Contact 13 wondered how Microtec Support, located in Florida, knew Mike was having computer problems here in Nevada. They didn't answer that question. But Microtec Support is now accusing Mike of fraud, for trying to get his money back after receiving their service.
So what should you do, if you need help with your computer?
"You want to actually vet these companies before you actually hand over your computer or give them access to your computer," said Katie Robison with the Better Business Bureau of Southern Nevada.
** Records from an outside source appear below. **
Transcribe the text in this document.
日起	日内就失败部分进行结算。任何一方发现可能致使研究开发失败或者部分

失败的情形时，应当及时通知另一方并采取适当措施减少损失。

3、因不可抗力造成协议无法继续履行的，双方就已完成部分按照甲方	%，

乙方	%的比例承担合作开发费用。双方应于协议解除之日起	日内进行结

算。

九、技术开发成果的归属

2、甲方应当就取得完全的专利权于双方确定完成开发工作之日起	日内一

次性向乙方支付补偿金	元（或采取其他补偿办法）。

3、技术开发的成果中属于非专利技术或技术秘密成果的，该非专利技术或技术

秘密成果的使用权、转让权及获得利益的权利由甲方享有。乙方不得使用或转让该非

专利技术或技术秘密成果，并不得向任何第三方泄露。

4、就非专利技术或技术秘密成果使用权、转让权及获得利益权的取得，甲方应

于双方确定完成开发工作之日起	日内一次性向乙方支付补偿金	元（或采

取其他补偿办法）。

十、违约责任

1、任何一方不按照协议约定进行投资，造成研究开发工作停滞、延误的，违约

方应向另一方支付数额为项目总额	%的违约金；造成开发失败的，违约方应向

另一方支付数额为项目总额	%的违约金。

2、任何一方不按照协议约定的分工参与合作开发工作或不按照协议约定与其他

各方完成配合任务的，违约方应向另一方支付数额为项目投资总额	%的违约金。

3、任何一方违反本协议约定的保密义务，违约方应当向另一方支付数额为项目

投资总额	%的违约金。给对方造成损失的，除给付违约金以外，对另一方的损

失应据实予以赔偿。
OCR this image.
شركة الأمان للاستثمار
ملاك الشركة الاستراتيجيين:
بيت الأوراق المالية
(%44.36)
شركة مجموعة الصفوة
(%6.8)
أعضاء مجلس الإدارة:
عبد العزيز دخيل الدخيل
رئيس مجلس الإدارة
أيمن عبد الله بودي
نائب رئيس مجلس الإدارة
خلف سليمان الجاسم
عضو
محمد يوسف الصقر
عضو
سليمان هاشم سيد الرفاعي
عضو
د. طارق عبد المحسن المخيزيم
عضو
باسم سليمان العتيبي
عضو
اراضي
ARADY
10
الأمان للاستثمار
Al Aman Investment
She said get at least 3 bids. If you can, pick a company with a physical location you can actually visit. And before handing over your device, "You want to back up your entire computer. Back up all of your files."
In Mike's case, he didn't do that. And he said that worries him, because he doesn't know who may have gained access to his personal info, "I have some information. My daughter has a lot of her information on there. My wife has some, probably our social security numbers, our birth dates."
So here's the Contact 13 bottom line. Before you hand over your computer for repairs, make the initial call to the business, so you know exactly who you're dealing with.
We reached out to Microsoft to confirm if Microtec Support is affiliated. Microsoft wouldn't comment specifically about Microtec Support.
If you have an issue after getting calls about computer repair or other services, you can file a complaint with the Federal Trade Commission.